6. Who will be the closer?

Jorge Julio went 22-for-26 in save chances, but the club moved setup man B.J. Ryan into the role late in the season. Julio remains a candidate to be traded before the Orioles head north, but only if Ryan is going to become the ninth-inning specialist. At least one executive from another team said he was told by the Orioles that Ryan would be the closer. Signing right-handers Steve Reed and Jay Witasick appeared to signal an end to Julio's tenure with the Orioles, but he'll be in camp, hoping to reclaim his old job.

7. Can Kurt Ainsworth and Eric DuBose return from injuries and compete for starting jobs?

Almost forgotten, these two guys really could complicate manager Lee Mazzilli's life when it comes to setting up his rotation - not that he's complaining. Ainsworth made only seven starts last year, allowing six or more runs four times, before undergoing surgery on June 9 to remove fluid from his right elbow. DuBose made 14 starts before going on the disabled list June 20 and having bone chips and spurs removed from his left elbow. Both pitchers say they are 100 percent. If one of them is right, the Orioles will feel much better about not adding a starter.

8. Is this a make-or-break season for the manager and two team executives?
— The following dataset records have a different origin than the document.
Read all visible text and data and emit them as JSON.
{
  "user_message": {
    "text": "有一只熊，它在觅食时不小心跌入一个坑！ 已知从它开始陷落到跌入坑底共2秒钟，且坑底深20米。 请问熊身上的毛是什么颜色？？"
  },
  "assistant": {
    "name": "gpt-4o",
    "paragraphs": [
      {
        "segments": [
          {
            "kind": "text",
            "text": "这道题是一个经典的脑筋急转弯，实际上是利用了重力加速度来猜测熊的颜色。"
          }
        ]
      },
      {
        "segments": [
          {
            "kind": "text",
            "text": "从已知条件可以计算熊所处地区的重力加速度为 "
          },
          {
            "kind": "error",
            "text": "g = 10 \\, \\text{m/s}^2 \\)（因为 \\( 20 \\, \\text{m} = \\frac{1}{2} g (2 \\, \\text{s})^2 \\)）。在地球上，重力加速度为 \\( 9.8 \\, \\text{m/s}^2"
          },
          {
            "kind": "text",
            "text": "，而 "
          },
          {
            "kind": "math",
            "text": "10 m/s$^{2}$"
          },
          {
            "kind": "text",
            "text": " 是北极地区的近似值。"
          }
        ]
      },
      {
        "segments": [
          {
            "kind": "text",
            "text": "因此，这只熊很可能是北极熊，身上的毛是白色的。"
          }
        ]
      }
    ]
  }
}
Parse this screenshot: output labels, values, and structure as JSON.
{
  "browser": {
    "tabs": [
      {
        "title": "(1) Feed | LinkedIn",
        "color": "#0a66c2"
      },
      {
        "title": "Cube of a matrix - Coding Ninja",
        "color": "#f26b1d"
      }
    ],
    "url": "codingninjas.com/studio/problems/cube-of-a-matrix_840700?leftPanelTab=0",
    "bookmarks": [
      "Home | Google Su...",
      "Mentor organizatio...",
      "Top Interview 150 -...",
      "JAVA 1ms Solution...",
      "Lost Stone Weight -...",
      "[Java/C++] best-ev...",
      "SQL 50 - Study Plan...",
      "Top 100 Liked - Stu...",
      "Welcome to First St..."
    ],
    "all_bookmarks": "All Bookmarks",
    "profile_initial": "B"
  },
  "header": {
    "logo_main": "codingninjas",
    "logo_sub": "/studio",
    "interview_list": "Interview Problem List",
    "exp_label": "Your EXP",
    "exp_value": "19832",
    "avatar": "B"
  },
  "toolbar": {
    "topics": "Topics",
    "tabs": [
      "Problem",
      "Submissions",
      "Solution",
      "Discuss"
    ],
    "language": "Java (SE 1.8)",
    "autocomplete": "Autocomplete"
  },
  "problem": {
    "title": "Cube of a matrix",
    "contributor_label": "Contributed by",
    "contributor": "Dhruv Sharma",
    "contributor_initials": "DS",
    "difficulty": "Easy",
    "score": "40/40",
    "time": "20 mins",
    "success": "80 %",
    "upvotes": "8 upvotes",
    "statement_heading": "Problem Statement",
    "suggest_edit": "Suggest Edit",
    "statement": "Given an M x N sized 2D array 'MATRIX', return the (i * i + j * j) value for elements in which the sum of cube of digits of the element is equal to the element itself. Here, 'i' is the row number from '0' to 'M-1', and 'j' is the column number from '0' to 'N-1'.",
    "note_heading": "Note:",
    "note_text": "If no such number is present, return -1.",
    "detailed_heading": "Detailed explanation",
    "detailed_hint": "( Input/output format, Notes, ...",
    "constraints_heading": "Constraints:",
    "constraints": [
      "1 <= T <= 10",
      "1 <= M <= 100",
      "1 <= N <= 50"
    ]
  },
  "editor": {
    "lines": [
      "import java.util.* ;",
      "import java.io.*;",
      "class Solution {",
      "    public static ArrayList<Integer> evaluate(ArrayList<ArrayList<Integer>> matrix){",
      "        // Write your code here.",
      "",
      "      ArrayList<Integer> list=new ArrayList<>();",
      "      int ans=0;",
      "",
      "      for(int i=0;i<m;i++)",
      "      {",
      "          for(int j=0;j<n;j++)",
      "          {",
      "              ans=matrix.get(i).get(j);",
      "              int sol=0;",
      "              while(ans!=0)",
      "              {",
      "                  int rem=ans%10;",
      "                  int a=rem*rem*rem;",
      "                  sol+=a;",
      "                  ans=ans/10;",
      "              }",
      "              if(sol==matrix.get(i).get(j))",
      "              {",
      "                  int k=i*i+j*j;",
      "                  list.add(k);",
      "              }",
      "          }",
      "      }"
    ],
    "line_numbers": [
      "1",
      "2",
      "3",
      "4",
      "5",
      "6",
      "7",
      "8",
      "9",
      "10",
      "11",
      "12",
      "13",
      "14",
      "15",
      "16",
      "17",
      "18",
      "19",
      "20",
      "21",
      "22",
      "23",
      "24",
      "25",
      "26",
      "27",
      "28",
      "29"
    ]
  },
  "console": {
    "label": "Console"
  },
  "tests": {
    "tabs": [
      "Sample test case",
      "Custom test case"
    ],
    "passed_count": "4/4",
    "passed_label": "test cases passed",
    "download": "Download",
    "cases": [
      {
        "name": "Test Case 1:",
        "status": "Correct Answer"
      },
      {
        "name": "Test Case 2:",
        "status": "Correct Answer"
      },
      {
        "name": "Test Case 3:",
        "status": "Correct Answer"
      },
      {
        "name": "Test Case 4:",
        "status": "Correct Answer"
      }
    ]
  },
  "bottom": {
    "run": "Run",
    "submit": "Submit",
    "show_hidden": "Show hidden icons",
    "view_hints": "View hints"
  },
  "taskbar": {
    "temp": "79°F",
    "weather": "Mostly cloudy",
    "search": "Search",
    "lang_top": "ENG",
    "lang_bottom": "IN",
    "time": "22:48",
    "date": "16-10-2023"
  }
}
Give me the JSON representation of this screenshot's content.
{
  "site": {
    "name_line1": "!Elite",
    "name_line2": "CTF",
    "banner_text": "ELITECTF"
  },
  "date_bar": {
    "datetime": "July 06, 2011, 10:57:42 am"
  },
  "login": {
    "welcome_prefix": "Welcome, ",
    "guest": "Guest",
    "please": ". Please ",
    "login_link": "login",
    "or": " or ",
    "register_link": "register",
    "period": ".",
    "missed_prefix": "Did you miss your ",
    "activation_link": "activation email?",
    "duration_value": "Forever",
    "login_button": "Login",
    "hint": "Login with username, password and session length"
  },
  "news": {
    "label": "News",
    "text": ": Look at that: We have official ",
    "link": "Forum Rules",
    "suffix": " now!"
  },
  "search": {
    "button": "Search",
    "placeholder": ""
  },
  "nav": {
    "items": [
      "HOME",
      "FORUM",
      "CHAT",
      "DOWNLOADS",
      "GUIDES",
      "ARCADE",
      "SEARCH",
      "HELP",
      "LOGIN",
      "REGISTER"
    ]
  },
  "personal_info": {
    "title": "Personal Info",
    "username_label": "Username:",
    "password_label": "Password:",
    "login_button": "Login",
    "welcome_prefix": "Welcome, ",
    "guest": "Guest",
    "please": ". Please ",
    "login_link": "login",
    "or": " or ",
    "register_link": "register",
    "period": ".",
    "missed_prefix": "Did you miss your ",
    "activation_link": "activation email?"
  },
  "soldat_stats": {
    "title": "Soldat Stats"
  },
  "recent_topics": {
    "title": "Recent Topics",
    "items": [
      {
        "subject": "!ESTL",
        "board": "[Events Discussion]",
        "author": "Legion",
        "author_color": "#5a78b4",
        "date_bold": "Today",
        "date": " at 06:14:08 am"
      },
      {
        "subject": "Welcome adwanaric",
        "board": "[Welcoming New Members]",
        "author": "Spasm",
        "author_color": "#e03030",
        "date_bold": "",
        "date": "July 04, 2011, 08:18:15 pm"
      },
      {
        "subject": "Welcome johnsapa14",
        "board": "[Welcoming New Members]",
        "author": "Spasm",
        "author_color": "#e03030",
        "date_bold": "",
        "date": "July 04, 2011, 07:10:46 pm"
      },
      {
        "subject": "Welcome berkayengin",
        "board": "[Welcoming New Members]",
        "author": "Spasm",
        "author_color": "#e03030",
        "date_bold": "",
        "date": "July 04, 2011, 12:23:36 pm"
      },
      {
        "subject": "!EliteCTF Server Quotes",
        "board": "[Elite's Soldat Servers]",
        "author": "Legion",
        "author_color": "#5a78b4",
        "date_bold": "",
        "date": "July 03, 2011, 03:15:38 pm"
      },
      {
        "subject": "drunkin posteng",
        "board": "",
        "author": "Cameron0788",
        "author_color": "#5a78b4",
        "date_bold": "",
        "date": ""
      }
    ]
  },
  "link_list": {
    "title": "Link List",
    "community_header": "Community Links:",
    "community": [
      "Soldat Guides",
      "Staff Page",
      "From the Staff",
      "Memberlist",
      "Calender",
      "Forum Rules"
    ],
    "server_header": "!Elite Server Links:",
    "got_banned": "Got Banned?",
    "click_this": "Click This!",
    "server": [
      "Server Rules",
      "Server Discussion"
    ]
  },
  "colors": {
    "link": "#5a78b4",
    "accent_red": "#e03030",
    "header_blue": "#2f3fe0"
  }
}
Mazzilli was on the hot seat at the All-Star break, just halfway through his first season as a major league manager. Welcome to the show. He's in the final year of his guaranteed contract, and it's fair to assume that he'll be catching more heat if the Orioles play poorly in the first half. Meanwhile, the contracts of executive vice president Jim Beattie and vice president Mike Flanagan expire after this season, and there are no assurances that they'll return in 2006. Majority owner Peter Angelos must determine whether the two-headed system is worth keeping.

9. Will the young starters make significant progress under pitching coach Ray Miller?

Before Miller's return on June 26, the Orioles ranked last in the AL with a 5.34 ERA in 69 games. In 93 games under Miller, they rose to second with a 4.24 ERA. Each question about the team's failure to land a frontline starter is countered with assurances that Erik Bedard, Daniel Cabrera and Matt Riley are going to be much better in 2005 with a full season of Miller's tutelage. If not, the Orioles will have to put up runs the way Peyton Manning produces touchdowns.

10. Will this team ever compete for a division title again?

Good luck finding anyone outside the organization who thinks they will this year. Their lineup stacks up against anyone's, and the bullpen should give them a decided edge in most games. But the experts keep pointing to the rotation as reason why another third-place finish is likely.